マルの行動のせいで、井口君に気づかれてしまったんだけど、井口君はゆっくりと歩み寄ってきた。


「よぉ。遅かったな」


「あ、うん… まぁ… つーか何してんの?」


「ん?マルにクリスマスプレゼントあげてた。これ、残りな」


井口君はそう言いながら、袋に入った猫用のおやつを手渡してきた。


「あ… ありがと?」


猫用のおやつを受け取ってすぐ、井口君はポケットに手を入れ、小さな紙袋を手渡してきた。


「こっちは飼い主のな」


「え?なんで?」


「なんとなく?やっべ!バイト遅れる!!じゃあな」


「え?あ、ちょっと!!」


少し赤い顔をした井口君は、急ぎ足で自転車にまたがり、颯爽とその場を後に。


マルを自転車のかごに乗せ、自宅に帰った後、井口君からもらった紙袋を見ると、中にはラインストーンで縁取られた、黒いシンプルなシュシュが入っていた。

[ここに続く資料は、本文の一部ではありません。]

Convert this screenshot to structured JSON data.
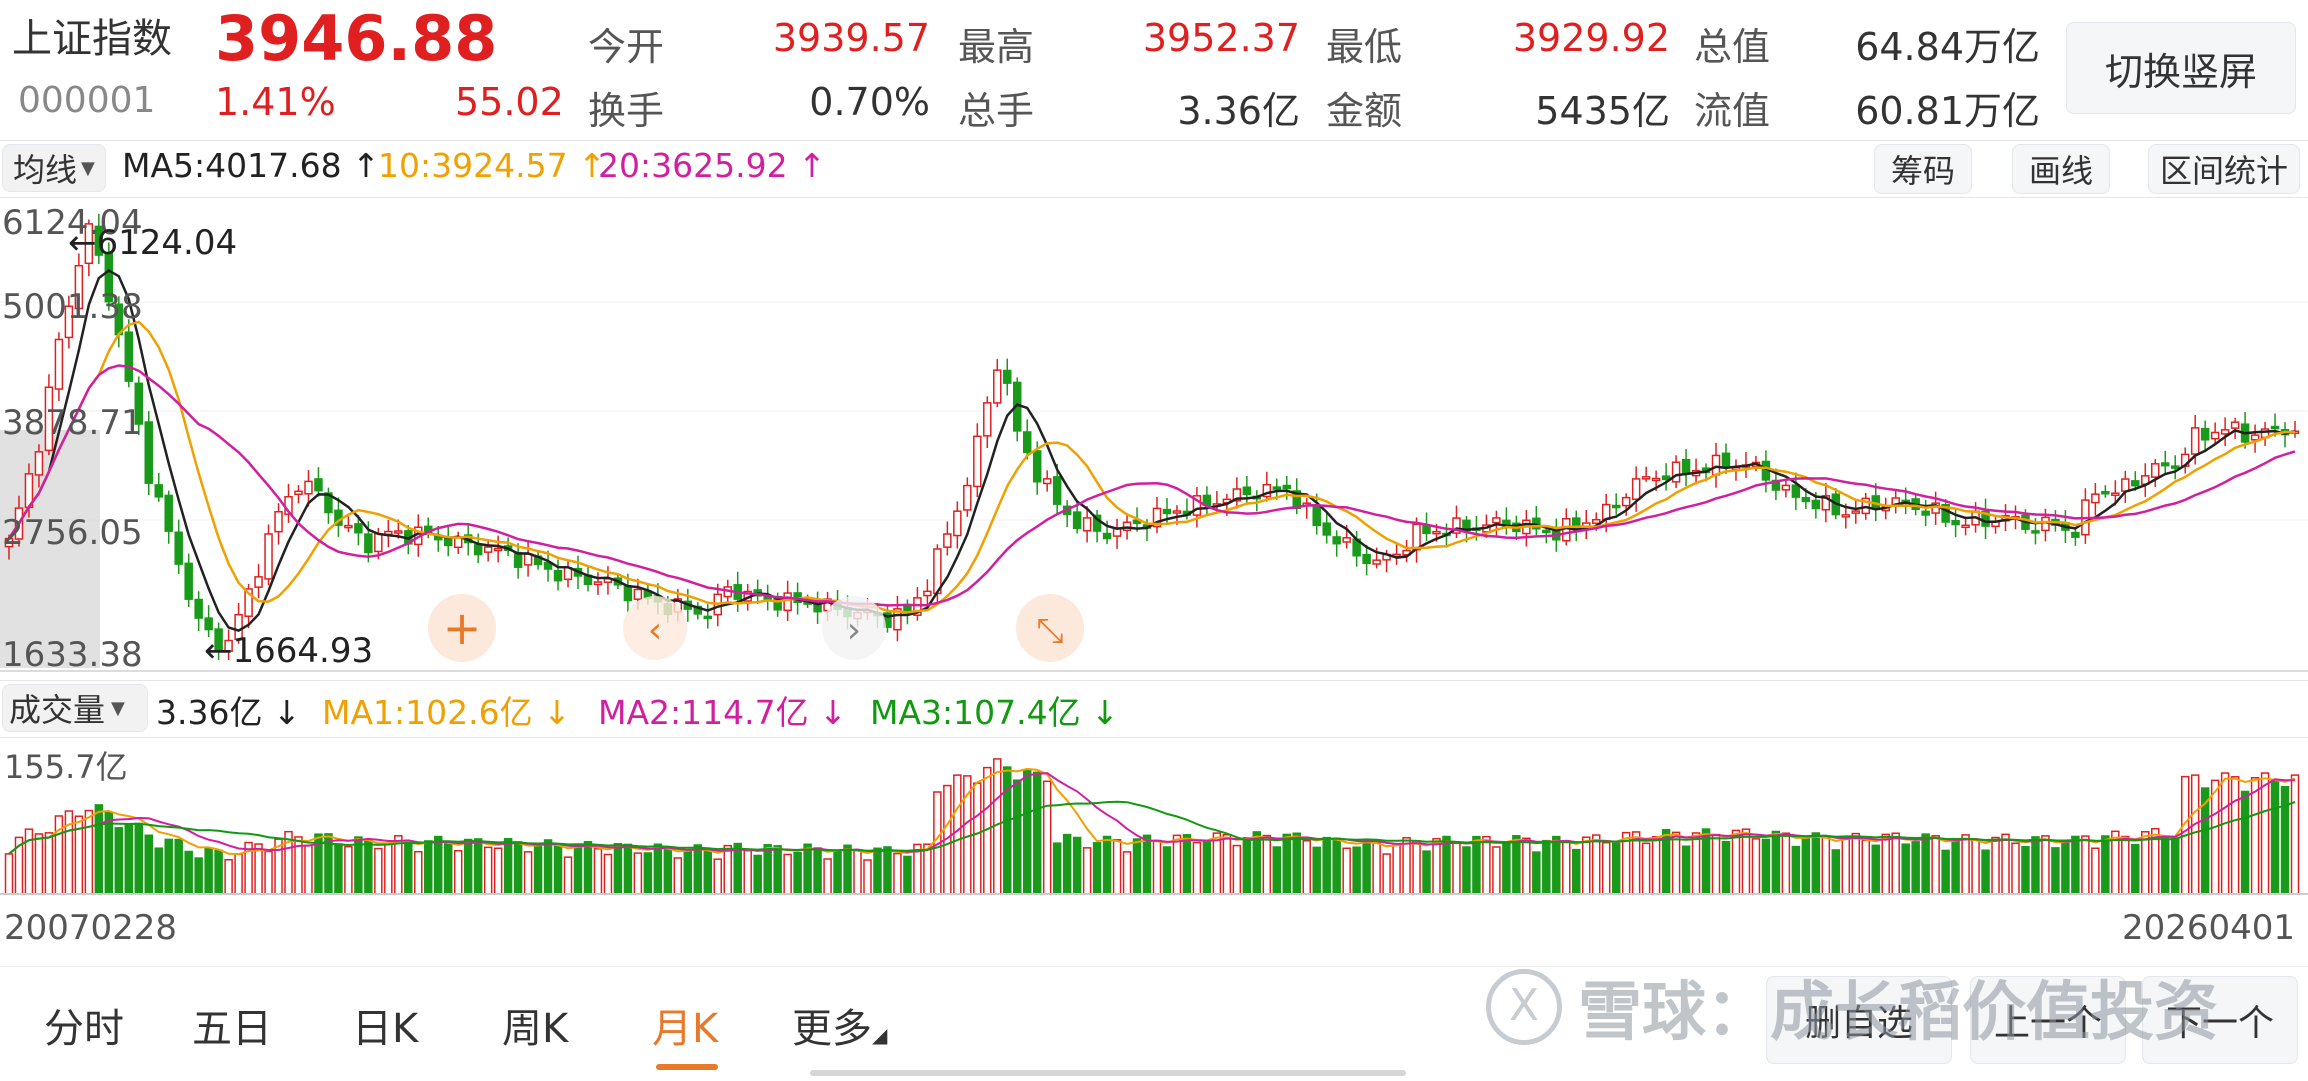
{
  "header": {
    "name": "上证指数",
    "price": "3946.88",
    "code": "000001",
    "change_pct": "1.41%",
    "change_abs": "55.02",
    "stats": [
      {
        "label": "今开",
        "value": "3939.57",
        "color": "#e02020"
      },
      {
        "label": "最高",
        "value": "3952.37",
        "color": "#e02020"
      },
      {
        "label": "最低",
        "value": "3929.92",
        "color": "#e02020"
      },
      {
        "label": "总值",
        "value": "64.84万亿",
        "color": "#333333"
      },
      {
        "label": "换手",
        "value": "0.70%",
        "color": "#333333"
      },
      {
        "label": "总手",
        "value": "3.36亿",
        "color": "#333333"
      },
      {
        "label": "金额",
        "value": "5435亿",
        "color": "#333333"
      },
      {
        "label": "流值",
        "value": "60.81万亿",
        "color": "#333333"
      }
    ],
    "switch_button": "切换竖屏"
  },
  "ma_bar": {
    "selector": "均线",
    "items": [
      {
        "text": "MA5:4017.68 ↑",
        "color": "#222222"
      },
      {
        "text": "10:3924.57 ↑",
        "color": "#f0a000"
      },
      {
        "text": "20:3625.92 ↑",
        "color": "#d020a0"
      }
    ],
    "buttons": [
      "筹码",
      "画线",
      "区间统计"
    ]
  },
  "price_chart": {
    "axis_labels": [
      "6124.04",
      "5001.38",
      "3878.71",
      "2756.05",
      "1633.38"
    ],
    "high_marker": "←6124.04",
    "low_marker": "←1664.93"
  },
  "volume_bar": {
    "selector": "成交量",
    "items": [
      {
        "text": "3.36亿 ↓",
        "color": "#222222"
      },
      {
        "text": "MA1:102.6亿 ↓",
        "color": "#f0a000"
      },
      {
        "text": "MA2:114.7亿 ↓",
        "color": "#d020a0"
      },
      {
        "text": "MA3:107.4亿 ↓",
        "color": "#119911"
      }
    ],
    "axis_label": "155.7亿"
  },
  "dates": {
    "start": "20070228",
    "end": "20260401"
  },
  "tabs": [
    "分时",
    "五日",
    "日K",
    "周K",
    "月K",
    "更多"
  ],
  "active_tab": "月K",
  "bottom_buttons": [
    "删自选",
    "上一个",
    "下一个"
  ],
  "watermark": "雪球：成长稻价值投资",
  "colors": {
    "up": "#e02020",
    "down": "#1a9a1a",
    "accent": "#e8782a"
  },
  "chart_data": {
    "type": "candlestick",
    "x_range": [
      "2007-02",
      "2026-04"
    ],
    "ylim": [
      1633.38,
      6124.04
    ],
    "close_anchors": [
      [
        0,
        2800
      ],
      [
        3,
        3800
      ],
      [
        5,
        4800
      ],
      [
        7,
        5600
      ],
      [
        8,
        5950
      ],
      [
        10,
        5300
      ],
      [
        12,
        4400
      ],
      [
        14,
        3500
      ],
      [
        17,
        2600
      ],
      [
        19,
        2000
      ],
      [
        21,
        1800
      ],
      [
        22,
        1820
      ],
      [
        24,
        2300
      ],
      [
        27,
        3100
      ],
      [
        29,
        3400
      ],
      [
        31,
        3300
      ],
      [
        33,
        3000
      ],
      [
        36,
        2800
      ],
      [
        38,
        2900
      ],
      [
        42,
        2880
      ],
      [
        45,
        2800
      ],
      [
        50,
        2700
      ],
      [
        55,
        2500
      ],
      [
        60,
        2400
      ],
      [
        65,
        2200
      ],
      [
        70,
        2100
      ],
      [
        72,
        2350
      ],
      [
        75,
        2250
      ],
      [
        80,
        2200
      ],
      [
        85,
        2100
      ],
      [
        88,
        2050
      ],
      [
        90,
        2100
      ],
      [
        92,
        2400
      ],
      [
        94,
        2900
      ],
      [
        96,
        3400
      ],
      [
        98,
        4200
      ],
      [
        99,
        4600
      ],
      [
        100,
        4350
      ],
      [
        101,
        3900
      ],
      [
        103,
        3500
      ],
      [
        105,
        3200
      ],
      [
        107,
        3000
      ],
      [
        110,
        2900
      ],
      [
        113,
        3000
      ],
      [
        116,
        3100
      ],
      [
        120,
        3200
      ],
      [
        124,
        3300
      ],
      [
        128,
        3350
      ],
      [
        130,
        3100
      ],
      [
        132,
        2900
      ],
      [
        135,
        2700
      ],
      [
        137,
        2600
      ],
      [
        139,
        2700
      ],
      [
        141,
        2900
      ],
      [
        145,
        2950
      ],
      [
        150,
        3000
      ],
      [
        155,
        2900
      ],
      [
        160,
        3100
      ],
      [
        163,
        3400
      ],
      [
        166,
        3500
      ],
      [
        170,
        3550
      ],
      [
        172,
        3600
      ],
      [
        175,
        3550
      ],
      [
        178,
        3300
      ],
      [
        181,
        3200
      ],
      [
        184,
        3100
      ],
      [
        187,
        3200
      ],
      [
        190,
        3200
      ],
      [
        193,
        3100
      ],
      [
        195,
        3000
      ],
      [
        200,
        3050
      ],
      [
        203,
        2950
      ],
      [
        205,
        3000
      ],
      [
        207,
        2900
      ],
      [
        209,
        3350
      ],
      [
        211,
        3300
      ],
      [
        214,
        3500
      ],
      [
        217,
        3600
      ],
      [
        219,
        3850
      ],
      [
        222,
        3950
      ],
      [
        224,
        3880
      ],
      [
        229,
        3946.88
      ]
    ]
  }
}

『なんで急に?ずっと会話もしてなかったのにおかしくない?』



突然手渡されたクリスマスプレゼントに、どうしていいのかわからないでいた。


少しすると、おじさんが迎えに来てくれたんだけど、助手席に乗り込んだ時に、左手首に井口君からもらったばかりのシュシュを、つけっぱなしにしていることに気が付いた。



『持ってきちゃった… 大掃除するし、付けてたら汚れちゃうかな… 最悪、落として無くしちゃうっていうのもあり得るかも… あとでお礼のラインしなきゃ…』



外の景色を眺めながら、井口君のことばかりが頭の中を駆け巡っていた。